I have been kicked out of 2 weddings. But I swear, I'm nice!
Just to give you some perspective, I just turned 22, have been a bridesmaid 4 times, and have been to over 50 weddings in the last 3 years.
Yes, my friends do need hobbies.
I am writing because 1. your blog is like finding water in the desert. Seriously. Every bride, MIL, MOB, and bridesmaid needs to read ESB, because my guess is, it would smack some sense and humility into a few of them. Or at least that's what I would hope would happen. 2. I figured if I could help some poor girl in the future with my horrible wedding experiences, they might have been worth it. One of my biggest pieces of wedding advice to ladies is this: IT IS PERFECTLY ACCEPTABLE TO SAY NO TO BEING A BRIDESMAID.
Trust me, it may seem awkward or you may be afraid to have that confrontation. If any of you are like me, you just want people to be happy and leave you alone.
But, in many cases, it may actually SAVE your friendship if you say no. Why? Oh, maybe perhaps because most brides I know all said "I am going to be the most laid-back bride you've ever seen. You will love being my bridesmaid." And then 3 months and $1500 later, you are ready to blow your brains out because they are demanding you lose weight, throw them 5 showers, spend another $2k on Vegas, and telling you how much your school and work life is cutting into HER wedding schedule. Well pardon me for having a life, lady. You will start to resent the way your "friend/bridezilla" is treating you and take it from me, she will pick up on that. Especially if she's crazy. However, sometimes no longer speaking to people after getting kicked out of their wedding is a good thing. Which leads me to my second point:
It is also perfectly acceptable to cut horrible friends out of your life. And if you are unsure about any of your friends, trust me, their wedding will flush out their true colors. My mom likes to say weddings are like life trials: they bring out either the best or worst in people. The two weddings I was kicked out of were miserable, because the brides are terrible, selfish people. No thank you, I do not feel like choosing between 100,000 emerald earrings, only to have you hate the ones I picked, and then change the earrings all together. I spent so much time, money, and energy trying to "be there for them" for every little meltdown, buy cute presents, spent hundreds of hours crafting my stupid life away on ugly zebra print Save The Dates. If your friends or family are needy, clingy, rude people, their wedding will only magnify that. Getting kicked out of both weddings were some of the greatest days of my life because it forced me to see how I allowed people to use and treat me. (If anyone is wondering why I got kicked out: Wedding #1: because I finally stood up to the bride and told her to stop gossiping about me to her family and other bridesmaids and to treat me with respect. She promptly kicked me out and I walked away happier than I had been in a year. Wedding #2: This bride felt I didn't "care" enough because I lived halfway across the country. She had her dad call my mom to tell me I was out. Yeah, I know. Also: I told both brides I expected them to refund the money I had spent on shoes, dress, etc. They both refused, despite the fact that I spent nearly $2k on each wedding).

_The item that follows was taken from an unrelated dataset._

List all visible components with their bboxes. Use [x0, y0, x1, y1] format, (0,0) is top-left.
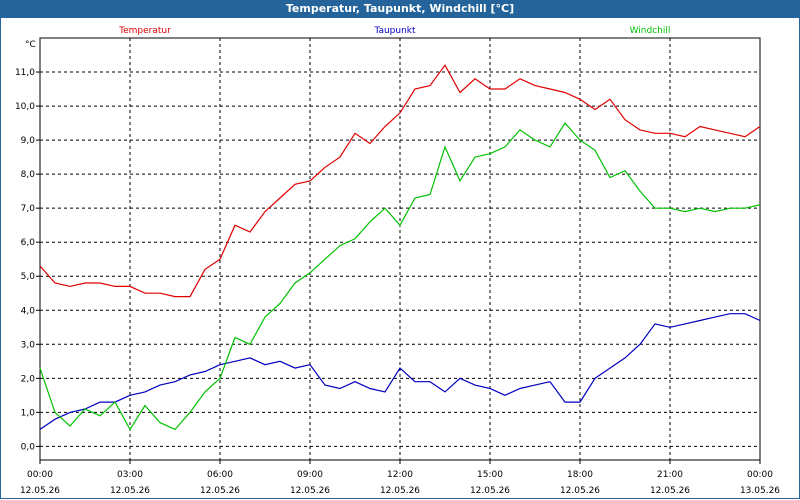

I have only enjoy 2 of the weddings I have been in (I guess 50% isn't bad. Or does that mean I'm failing at being a bridesmaid? That's definitely possible). I absolutely loved my best friend's wedding as well as my brother's (because his fiance is freaking amazing and one of my closest friends). The reasons these weddings were so fun: 1. The brides are laid-back, kindhearted, self-less people. 2. Their taste rocks. 3. They actually picked dresses I have worn again (but then again, see #2).
My point: pick awesome friends, grow a backbone, and don't be afraid to stand up for yourself.
Lastly, and I can't imagine anyone who reads your blog would be guilty of this, but hey, you never know! For heavens sake, please do NOT ask to be a bridesmaid, especially if your friend isn't even DATING anyone yet. I literally had a friend cry when she asked to be my future MOH (I am very much single by the way) and I awkwardly told her that job would be going to my insanely awesome sister. Lastly, don't get offended if your friend puts you "last" in the row of bridesmaids during the ceremony. It's not a freaking competition. She asked you to stand up there with her, out of the hundreds of people she knows. Be honored and happy for her and stop comparing yourself to the other girls.